The warehouse expansion also aligns with the FedEx gateway expansion that broke ground on May 19, which will more than quadruple the logistics hub's footprint at Clark International Airport. Together, the Tech Hub Tower 11 and the warehouse pipeline form a dual‑track strategy: one track captures the IT‑BPM locators whose employees fill desks, while the other captures the logistics operators whose goods fill planes. Both tracks depend on Clark's airport, its PEZA designation, and the NSCR link that will connect the Freeport to Metro Manila—and both tracks are now expanding simultaneously.

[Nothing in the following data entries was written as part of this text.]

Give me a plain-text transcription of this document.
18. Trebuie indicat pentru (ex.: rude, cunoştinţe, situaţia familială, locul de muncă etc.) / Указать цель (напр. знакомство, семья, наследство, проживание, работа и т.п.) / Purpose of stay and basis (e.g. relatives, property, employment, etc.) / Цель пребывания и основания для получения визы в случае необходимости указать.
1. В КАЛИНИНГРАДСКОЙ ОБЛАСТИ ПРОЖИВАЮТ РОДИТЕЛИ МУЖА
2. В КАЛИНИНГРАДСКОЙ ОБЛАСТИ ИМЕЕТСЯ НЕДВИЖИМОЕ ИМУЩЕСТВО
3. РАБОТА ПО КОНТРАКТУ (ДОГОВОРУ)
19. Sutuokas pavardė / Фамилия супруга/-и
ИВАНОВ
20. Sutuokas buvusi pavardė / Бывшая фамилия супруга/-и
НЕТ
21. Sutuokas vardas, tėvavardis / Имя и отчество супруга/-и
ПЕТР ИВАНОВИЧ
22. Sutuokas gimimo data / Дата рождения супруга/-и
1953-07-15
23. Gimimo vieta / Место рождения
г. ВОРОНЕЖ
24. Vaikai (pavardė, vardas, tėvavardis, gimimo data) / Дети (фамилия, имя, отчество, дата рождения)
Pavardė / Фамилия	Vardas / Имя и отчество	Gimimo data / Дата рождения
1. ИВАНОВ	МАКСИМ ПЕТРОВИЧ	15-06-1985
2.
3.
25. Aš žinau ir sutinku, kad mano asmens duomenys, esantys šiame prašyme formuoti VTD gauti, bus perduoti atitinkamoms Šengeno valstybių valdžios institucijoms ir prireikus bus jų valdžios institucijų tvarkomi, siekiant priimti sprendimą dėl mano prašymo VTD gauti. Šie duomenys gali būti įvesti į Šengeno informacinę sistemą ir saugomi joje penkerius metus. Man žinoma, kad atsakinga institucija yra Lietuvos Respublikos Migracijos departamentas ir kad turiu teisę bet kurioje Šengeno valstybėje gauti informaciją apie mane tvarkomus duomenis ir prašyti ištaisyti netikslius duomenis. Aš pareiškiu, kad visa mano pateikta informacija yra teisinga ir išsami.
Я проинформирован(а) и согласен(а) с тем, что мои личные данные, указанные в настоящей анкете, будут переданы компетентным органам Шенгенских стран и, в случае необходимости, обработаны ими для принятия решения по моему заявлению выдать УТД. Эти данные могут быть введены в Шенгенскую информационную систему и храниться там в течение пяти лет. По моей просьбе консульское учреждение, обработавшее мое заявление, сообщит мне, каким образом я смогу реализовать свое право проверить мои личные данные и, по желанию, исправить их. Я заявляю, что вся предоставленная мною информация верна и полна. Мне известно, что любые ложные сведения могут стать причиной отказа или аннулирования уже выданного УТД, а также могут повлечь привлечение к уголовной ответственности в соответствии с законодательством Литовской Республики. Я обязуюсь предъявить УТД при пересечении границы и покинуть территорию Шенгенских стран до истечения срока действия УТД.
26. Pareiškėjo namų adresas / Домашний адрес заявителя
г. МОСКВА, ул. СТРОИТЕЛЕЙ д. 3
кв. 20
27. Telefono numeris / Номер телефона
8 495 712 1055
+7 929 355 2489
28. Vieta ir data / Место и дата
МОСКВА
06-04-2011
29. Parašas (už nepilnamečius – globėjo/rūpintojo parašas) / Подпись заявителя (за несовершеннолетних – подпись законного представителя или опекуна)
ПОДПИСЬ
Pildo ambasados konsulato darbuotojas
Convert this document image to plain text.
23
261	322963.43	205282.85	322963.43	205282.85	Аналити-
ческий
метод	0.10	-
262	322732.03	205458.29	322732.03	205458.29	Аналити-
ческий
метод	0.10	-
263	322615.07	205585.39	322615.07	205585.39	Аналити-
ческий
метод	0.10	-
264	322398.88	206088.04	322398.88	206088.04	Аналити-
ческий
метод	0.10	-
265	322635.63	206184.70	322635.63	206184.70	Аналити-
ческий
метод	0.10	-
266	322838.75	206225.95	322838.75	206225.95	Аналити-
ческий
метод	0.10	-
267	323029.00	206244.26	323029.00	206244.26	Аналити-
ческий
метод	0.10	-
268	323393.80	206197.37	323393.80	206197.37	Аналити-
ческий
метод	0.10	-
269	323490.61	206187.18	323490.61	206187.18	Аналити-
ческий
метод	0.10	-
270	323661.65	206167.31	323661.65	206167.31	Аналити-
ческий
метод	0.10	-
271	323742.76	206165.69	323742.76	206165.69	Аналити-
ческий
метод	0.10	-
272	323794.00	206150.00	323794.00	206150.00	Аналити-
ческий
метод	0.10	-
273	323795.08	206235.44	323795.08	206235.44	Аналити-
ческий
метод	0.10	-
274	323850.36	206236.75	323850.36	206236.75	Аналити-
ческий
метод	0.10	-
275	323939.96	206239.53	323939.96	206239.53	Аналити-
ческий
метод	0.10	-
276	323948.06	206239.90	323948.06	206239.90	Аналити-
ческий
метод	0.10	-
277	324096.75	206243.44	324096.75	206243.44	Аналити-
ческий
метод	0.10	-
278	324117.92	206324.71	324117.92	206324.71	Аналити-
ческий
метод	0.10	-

For the property market, the Clark Tech Hub's 100‑percent occupancy rate is not merely a statistic. It is the reason Tower 11 exists. The 20,000 square meters of new leasable space will enter a market with no competing vacancy in the same complex and with demand documented across long‑term leases from global firms. When the nine‑story tower opens, it will not be competing for tenants. It will be absorbing the spillover from a sellout that has already happened. For Clark, for Pampanga, and for the broader Central Luzon corridor, that is the definition of a market that has outgrown its own supply—and is now racing to catch up.